2010年08月28日

地方紙の存在を改めて市民に知ってもらうために世に送りだされた一冊!

  日本の現場.jpg
日本の現場(地方紙で読む)
編者 高田昌幸・清水真(旬報社)2,625円


 600頁を超す分厚い本なのにサクッと読み終えました。やはり新聞記事というものはよく要点が整理され、文章にムダがありません。取材した記者の原稿はもっと膨大であっただろうに、整理部門の手に掛ると新聞紙面という限られたスペースの中で、読者の側に立って読みやすく記事をまとめてくれるのでしょう。小ブログのようなダラダラとまとまりのない文章とは違い、やはり“プロの技”なのだと感じました。


 本書は2008年末から09年11月の約1年間に地方紙(30社)の記者が取材し、紙面に連載(トピックス)された記事を、北海道新聞社の高田昌幸と清水真の両氏が数百本の記事からピックアップしたものが納められています。その数52本。
 編者の高田氏は「はじめに」のなかで、「同じ地方紙で働く多くの方々に対しては、ある意味、非常に不遜な行為だったのかもしれず、最後まで、居心地の悪さは消えなかった」と書かれています。「ここに収容されなかった記事の中にも、優れた内容のものは、それこそ無数にある」とは当然のことで、高田氏と清水氏の主観でピックアップ(いわばより多くの人たちに読んでもらいたいと思った記事)されたものだから「読む価値がある」と感じる方も少なくないと思います。「あの高田さんが選んだ新聞記事ならば…」と。


 どの記事も「地方には地方の問題が存在し、地方の目線で社会(地域コミュニティ)へ問題提起(コミット)していく」という地方紙記者のスタンスが鮮明であることに気づきます。ほとんどが署名記事なので旧知の記者も3人ほどいらっしゃいました。

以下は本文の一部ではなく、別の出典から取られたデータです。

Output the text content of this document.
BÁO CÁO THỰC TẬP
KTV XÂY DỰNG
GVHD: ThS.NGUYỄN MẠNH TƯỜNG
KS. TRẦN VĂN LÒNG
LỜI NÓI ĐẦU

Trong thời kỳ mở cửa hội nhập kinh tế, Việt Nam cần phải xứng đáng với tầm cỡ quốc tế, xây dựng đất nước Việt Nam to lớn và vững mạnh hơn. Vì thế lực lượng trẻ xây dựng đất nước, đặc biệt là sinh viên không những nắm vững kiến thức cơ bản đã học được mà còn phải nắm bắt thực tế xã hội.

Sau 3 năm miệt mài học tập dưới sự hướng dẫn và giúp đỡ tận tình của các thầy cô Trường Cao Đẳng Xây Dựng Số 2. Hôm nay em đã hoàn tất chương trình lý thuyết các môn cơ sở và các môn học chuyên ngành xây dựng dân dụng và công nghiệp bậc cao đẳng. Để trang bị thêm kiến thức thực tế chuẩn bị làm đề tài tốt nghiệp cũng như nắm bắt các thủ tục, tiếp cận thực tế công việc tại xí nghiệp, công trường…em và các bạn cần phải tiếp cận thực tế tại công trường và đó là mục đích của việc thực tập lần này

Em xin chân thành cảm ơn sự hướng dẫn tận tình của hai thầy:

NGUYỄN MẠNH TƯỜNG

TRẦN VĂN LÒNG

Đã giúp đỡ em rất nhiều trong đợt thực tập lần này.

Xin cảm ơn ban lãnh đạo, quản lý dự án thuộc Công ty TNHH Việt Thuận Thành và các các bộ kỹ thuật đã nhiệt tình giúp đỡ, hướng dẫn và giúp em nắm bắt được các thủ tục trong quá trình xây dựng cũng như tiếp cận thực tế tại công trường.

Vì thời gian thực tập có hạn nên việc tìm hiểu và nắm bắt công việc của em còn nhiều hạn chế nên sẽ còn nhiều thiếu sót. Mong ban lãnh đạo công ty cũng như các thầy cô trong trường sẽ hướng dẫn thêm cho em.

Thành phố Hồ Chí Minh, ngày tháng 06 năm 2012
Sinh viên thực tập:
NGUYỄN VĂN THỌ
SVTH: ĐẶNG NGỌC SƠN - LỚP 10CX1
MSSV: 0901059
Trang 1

 共著者の清水氏が「地方紙の存在証明」という論文を寄稿しています。清水氏が地方紙記者との会談の場で感じたことが「自分の書いた記事を他の地域の人に読んでもらえたら」という思いを強く持っていることだといいます。清水氏は「インターネット上で読めるニュースは、とても短く本数も限られていると同時に、実は地方紙からの配信は少ないことがわかる。日本の新聞社はインターネットから遠ざかっている」と指摘。部数減や広告減で厳しい経営にさらされている新聞社が、技術的(課金など)にインターネットを活用できる環境を構築するのは別な場で議論しなければならないとしながらも、取材報道の観点から、地方紙が果たすべき役割を問い直す必要があると言及しています。
 清水氏とは4年ほど前に立教大で開いたローカル・メディア・ネットワーク主催のセミナーでお世話になったことがあるのですが、やはり新聞を愛している方なのだとあらためて感じました。

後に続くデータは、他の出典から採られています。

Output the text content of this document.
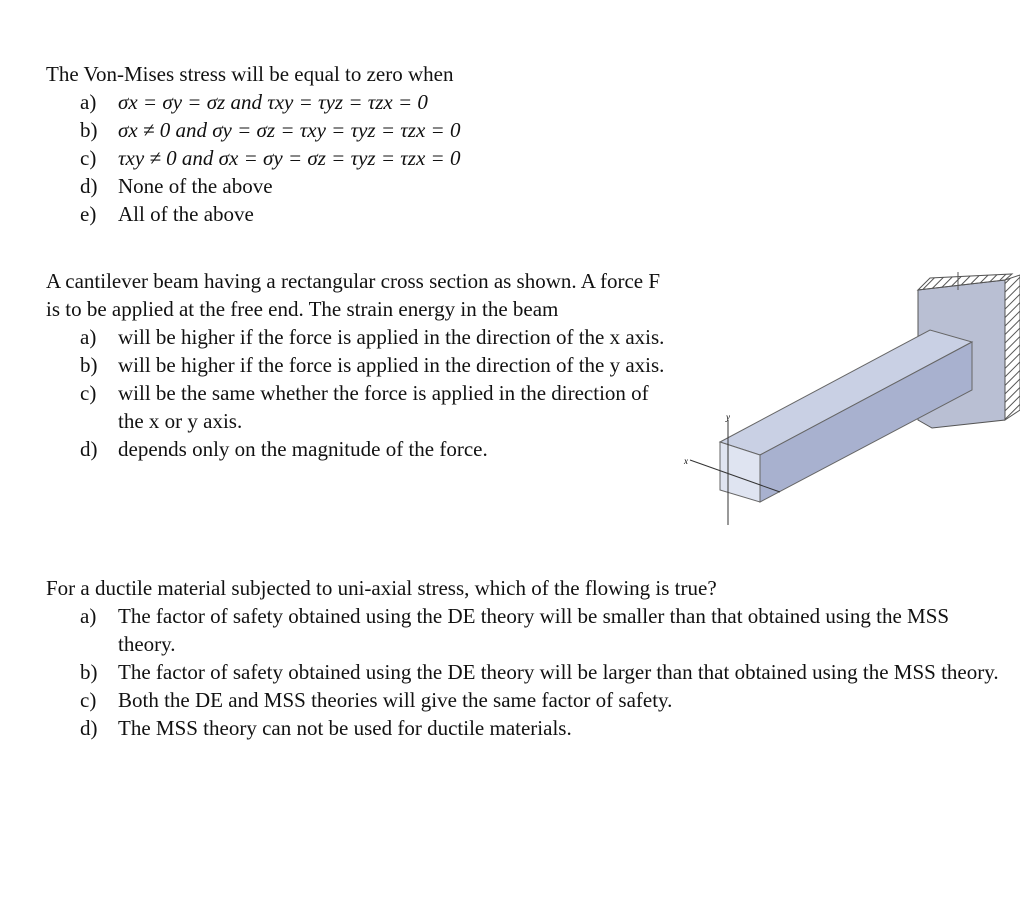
The Von-Mises stress will be equal to zero when

a)	σx = σy = σz and τxy = τyz = τzx = 0
b) σx ≠ 0 and σy = σz = τxy = τyz = τzx = 0
c)	τxy ≠ 0 and σx = σy = σz = τyz = τzx = 0
d) None of the above
e)	All of the above

A cantilever beam having a rectangular cross section as shown. A force F is to be applied at the free end. The strain energy in the beam

a)	will be higher if the force is applied in the direction of the x axis.
b) will be higher if the force is applied in the direction of the y axis.
c)	will be the same whether the force is applied in the direction of the x or y axis.
d) depends only on the magnitude of the force.
y
x

For a ductile material subjected to uni-axial stress, which of the flowing is true?

a)	The factor of safety obtained using the DE theory will be smaller than that obtained using the MSS theory.
b) The factor of safety obtained using the DE theory will be larger than that obtained using the MSS theory.
c)	Both the DE and MSS theories will give the same factor of safety.
d) The MSS theory can not be used for ductile materials.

 毎日発行される新聞。そしてその新聞を構成している記事(最近はコンテンツなどといわれていますが)は、時風を見極めながら「紙」にパッケージ化されて定期購読者へ届けられます。それがインターネットでひっきりなしに記事だけが洪水のように流れるようになると、感動して元気が沸いたり、人生を大きく左右するような記事との出会いが逆に少なくなっていくように思います。
 この本が訴えているように新聞は日々の事象を伝えることばかりではなく、記者が伝えたいこと、伝えなければならないことを地域住民の目線で問題提起がされているはず。それは行き着くところ、住みよい街づくりへのコミュニケーションツールとしての役割も新聞は担っていると思うのです。


※高田昌幸さん(著者)から謹呈していただきました。感謝!

posted by 今だけ委員長 at 00:00 | Comment(1) | TrackBack(0) | 書籍紹介
この記事へのコメント
高田昌幸です。「日本の現場 地方紙で読む」を紹介していただき、ありがとうございました。